Australia has suspended quarantine free travel from New Zealand until at least 11.59pm Monday, August 23.
Any person flying from New Zealand to Australia will need to undergo 14 days in hotel quarantine. The pause is set to be reviewed in the next 24 hours.
That comes after Perth - the All Blacks' destination for the third Bledisloe Cup test next week - paused their arrangement with New Zealand yesterday.
The Western Australian government on Wednesday announced travellers from New Zealand would be required to self-quarantine for 14 days.
The All Blacks are due to depart for Perth on Sunday and were set to face Australia at the Optus Stadium next Saturday after securing the Bledisloe Cup for a 19th straight year with their 57-22 victory at Eden Park at the weekend.
The recent outbreak of Covid-19 has, however, threatened to derail plans for the match with the Western Australian government confirming that New Zealand has moved from a "very low risk" to a "low risk" jurisdiction.
That means New Zealanders arriving in the state must self-quarantine for 14 days and it is unclear whether any exemptions will be considered.

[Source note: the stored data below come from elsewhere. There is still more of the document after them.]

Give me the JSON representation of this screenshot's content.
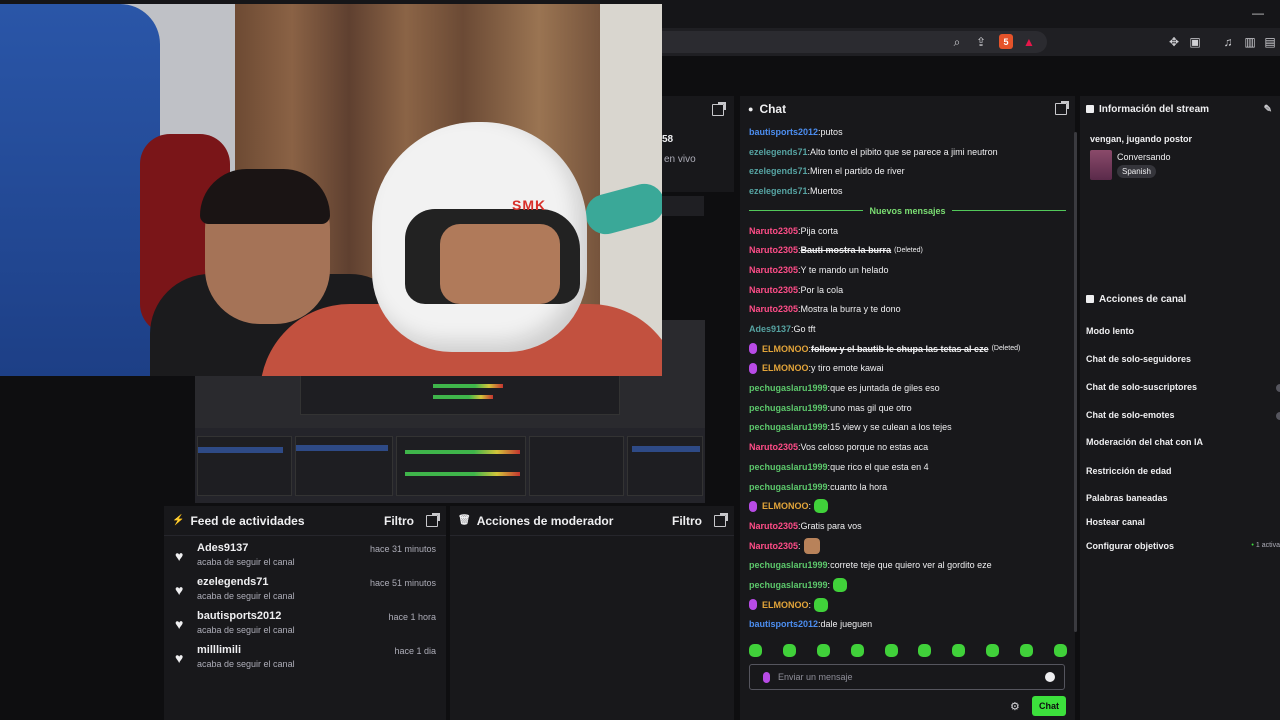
{
  "browser": {
    "minimize": "—",
    "brave_badge": "5"
  },
  "behind_webcam": {
    "viewer_count": "58",
    "live_text": "en vivo"
  },
  "feed": {
    "title": "Feed de actividades",
    "filter": "Filtro",
    "items": [
      {
        "name": "Ades9137",
        "sub": "acaba de seguir el canal",
        "time": "hace 31 minutos"
      },
      {
        "name": "ezelegends71",
        "sub": "acaba de seguir el canal",
        "time": "hace 51 minutos"
      },
      {
        "name": "bautisports2012",
        "sub": "acaba de seguir el canal",
        "time": "hace 1 hora"
      },
      {
        "name": "milllimili",
        "sub": "acaba de seguir el canal",
        "time": "hace 1 dia"
      }
    ]
  },
  "mod": {
    "title": "Acciones de moderador",
    "filter": "Filtro"
  },
  "chat": {
    "title": "Chat",
    "new_messages": "Nuevos mensajes",
    "placeholder": "Enviar un mensaje",
    "send": "Chat",
    "messages_before": [
      {
        "user": "bautisports2012",
        "color": "blue",
        "text": "putos"
      },
      {
        "user": "ezelegends71",
        "color": "teal",
        "text": "Alto tonto el pibito que se parece a jimi neutron"
      },
      {
        "user": "ezelegends71",
        "color": "teal",
        "text": "Miren el partido de river"
      },
      {
        "user": "ezelegends71",
        "color": "teal",
        "text": "Muertos"
      }
    ],
    "messages_after": [
      {
        "user": "Naruto2305",
        "color": "pink",
        "text": "Pija corta"
      },
      {
        "user": "Naruto2305",
        "color": "pink",
        "text": "Bauti mostra la burra",
        "deleted": "(Deleted)"
      },
      {
        "user": "Naruto2305",
        "color": "pink",
        "text": "Y te mando un helado"
      },
      {
        "user": "Naruto2305",
        "color": "pink",
        "text": "Por la cola"
      },
      {
        "user": "Naruto2305",
        "color": "pink",
        "text": "Mostra la burra y te dono"
      },
      {
        "user": "Ades9137",
        "color": "teal",
        "text": "Go tft"
      },
      {
        "user": "ELMONOO",
        "color": "orange",
        "badge": true,
        "text": "follow y el bautib le chupa las tetas al eze",
        "deleted": "(Deleted)"
      },
      {
        "user": "ELMONOO",
        "color": "orange",
        "badge": true,
        "text": "y tiro emote kawai"
      },
      {
        "user": "pechugaslaru1999",
        "color": "green",
        "text": "que es juntada de giles eso"
      },
      {
        "user": "pechugaslaru1999",
        "color": "green",
        "text": "uno mas gil que otro"
      },
      {
        "user": "pechugaslaru1999",
        "color": "green",
        "text": "15 view y se culean a los tejes"
      },
      {
        "user": "Naruto2305",
        "color": "pink",
        "text": "Vos celoso porque no estas aca"
      },
      {
        "user": "pechugaslaru1999",
        "color": "green",
        "text": "que rico el que esta en 4"
      },
      {
        "user": "pechugaslaru1999",
        "color": "green",
        "text": "cuanto la hora"
      },
      {
        "user": "ELMONOO",
        "color": "orange",
        "badge": true,
        "text": "",
        "emote": "green"
      },
      {
        "user": "Naruto2305",
        "color": "pink",
        "text": "Gratis para vos"
      },
      {
        "user": "Naruto2305",
        "color": "pink",
        "text": "",
        "emote": "cat"
      },
      {
        "user": "pechugaslaru1999",
        "color": "green",
        "text": "correte teje que quiero ver al gordito eze"
      },
      {
        "user": "pechugaslaru1999",
        "color": "green",
        "text": "",
        "emote": "green"
      },
      {
        "user": "ELMONOO",
        "color": "orange",
        "badge": true,
        "text": "",
        "emote": "green"
      },
      {
        "user": "bautisports2012",
        "color": "blue",
        "text": "dale jueguen"
      }
    ]
  },
  "stream_info": {
    "title": "Información del stream",
    "stream_title": "vengan, jugando postor",
    "category": "Conversando",
    "tag": "Spanish"
  },
  "channel_actions": {
    "title": "Acciones de canal",
    "items": [
      "Modo lento",
      "Chat de solo-seguidores",
      "Chat de solo-suscriptores",
      "Chat de solo-emotes",
      "Moderación del chat con IA",
      "Restricción de edad",
      "Palabras baneadas",
      "Hostear canal",
      "Configurar objetivos"
    ],
    "goals_active": "1 activa"
  },
  "colors": {
    "blue": "#4c8ef1",
    "teal": "#56a3a2",
    "pink": "#ff4d88",
    "green": "#5cc76b",
    "orange": "#e2a43a",
    "accent": "#3ce03c"
  }
}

West Australian Premier Mark McGowan was uncertain whether the game would go ahead.
"We are not sure,'' McGowan said when asked about the status of the test.
"Maybe we have to work out some arrangement, or there may be a bubble, or they just have comply with the rules that exist for everybody else.

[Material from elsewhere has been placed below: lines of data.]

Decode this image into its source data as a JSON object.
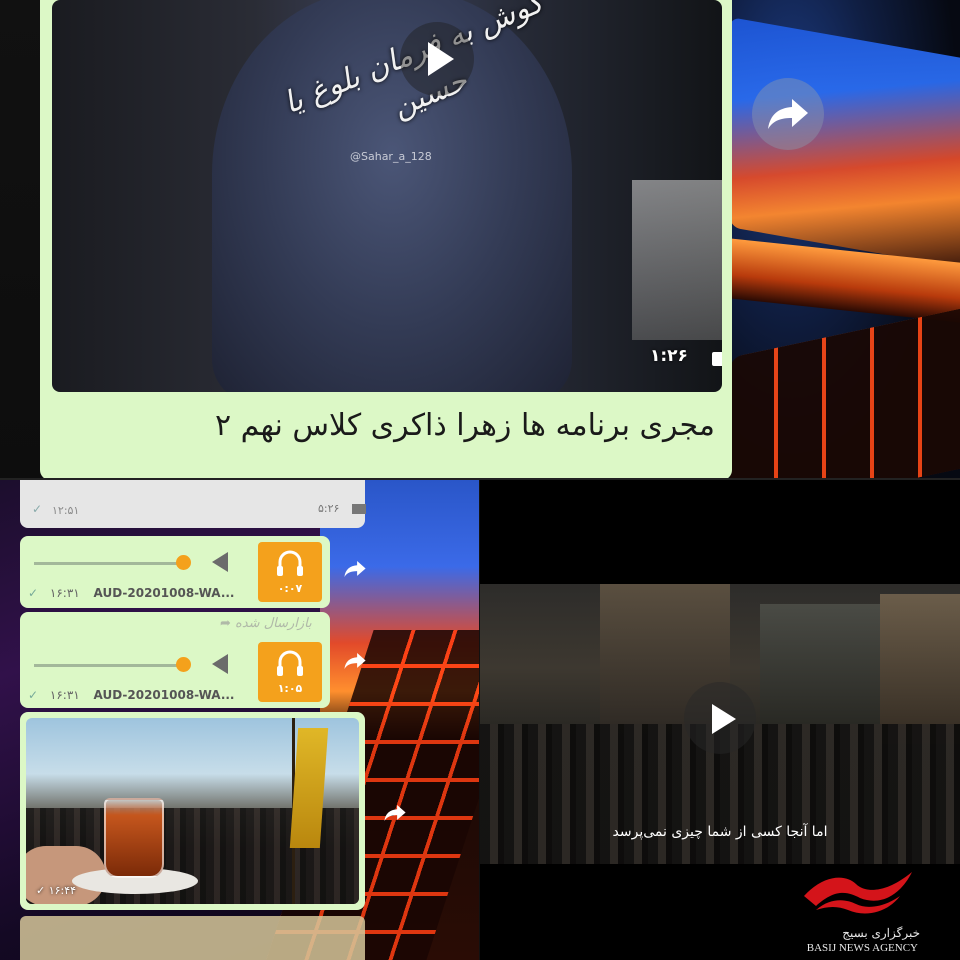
{
  "top_post": {
    "calligraphy": "گوش به فرمان بلوغ یا حسین",
    "watermark_handle": "@Sahar_a_128",
    "duration": "۱:۲۶",
    "caption": "مجری برنامه ها زهرا ذاکری کلاس نهم ۲"
  },
  "chat": {
    "prev_video": {
      "time": "۱۲:۵۱",
      "duration": "۵:۲۶"
    },
    "audio_1": {
      "length": "۰:۰۷",
      "time": "۱۶:۳۱",
      "filename": "AUD-20201008-WA..."
    },
    "forwarded_label": "بازارسال شده",
    "audio_2": {
      "length": "۱:۰۵",
      "time": "۱۶:۳۱",
      "filename": "AUD-20201008-WA..."
    },
    "photo": {
      "time": "۱۶:۴۴"
    }
  },
  "side_video": {
    "subtitle": "اما آنجا کسی از شما چیزی نمی‌پرسد"
  },
  "branding": {
    "name_fa": "خبرگزاری بسیج",
    "name_en": "BASIJ NEWS AGENCY",
    "accent": "#d4141a"
  },
  "colors": {
    "bubble": "#dcf8c6",
    "audio_accent": "#f4a11c"
  }
}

"It's a moving situation and it would be disappointing for rugby fans if we are forced to cancel the game, but that is the nature of the world we live in."
McGowan also said it was unlikely that other Rugby Championship matches would be held in Perth, as had been suggested.
"I think it would be unlikely, it's not our No 1 priority.''
New Zealand moved into a nationwide lockdown on Tuesday night following a positive Covid-19 case in the community. Six more cases, all with links to a 58-year-old tradesman from Devonport on Auckland's North Shore, have since been confirmed - all of them the highly transmissible Delta variant.
New Zealand Rugby has been approached for comment on the WA announcement.
Earlier on Wednesday, the organisation confirmed the next rounds of the NPC, Farah Palmer Cup and Heartland Championship will be rescheduled with no community rugby to be played this weekend.
In a statement, NZR said provincial unions and their local organising bodies will determine whether those matches are cancelled or postponed.
New Zealand Rugby general manager of community rugby Steve Lancaster said the decision had been made in consultation with provincial unions and the Players' Association in the interests of wider public safety due to the latest Covid-19 community outbreak.
"Although it could be possible to play competitions and matches outside of Auckland and Coromandel if the Covid alert levels fell to Level 2 before Saturday, with Level 4 restrictions not being lifted until midnight Friday at the earliest, we believe the responsible decision is to make an early call and keep people away from our fields and venues this weekend.
"We understand this decision will be disappointing for some of our stakeholders but [we] are confident the rugby community will once again act in unity to play our part in keeping Aotearoa safe."
Lancaster said NZR would review the status of all competitions beyond this weekend after the Government's next lockdown update on Friday.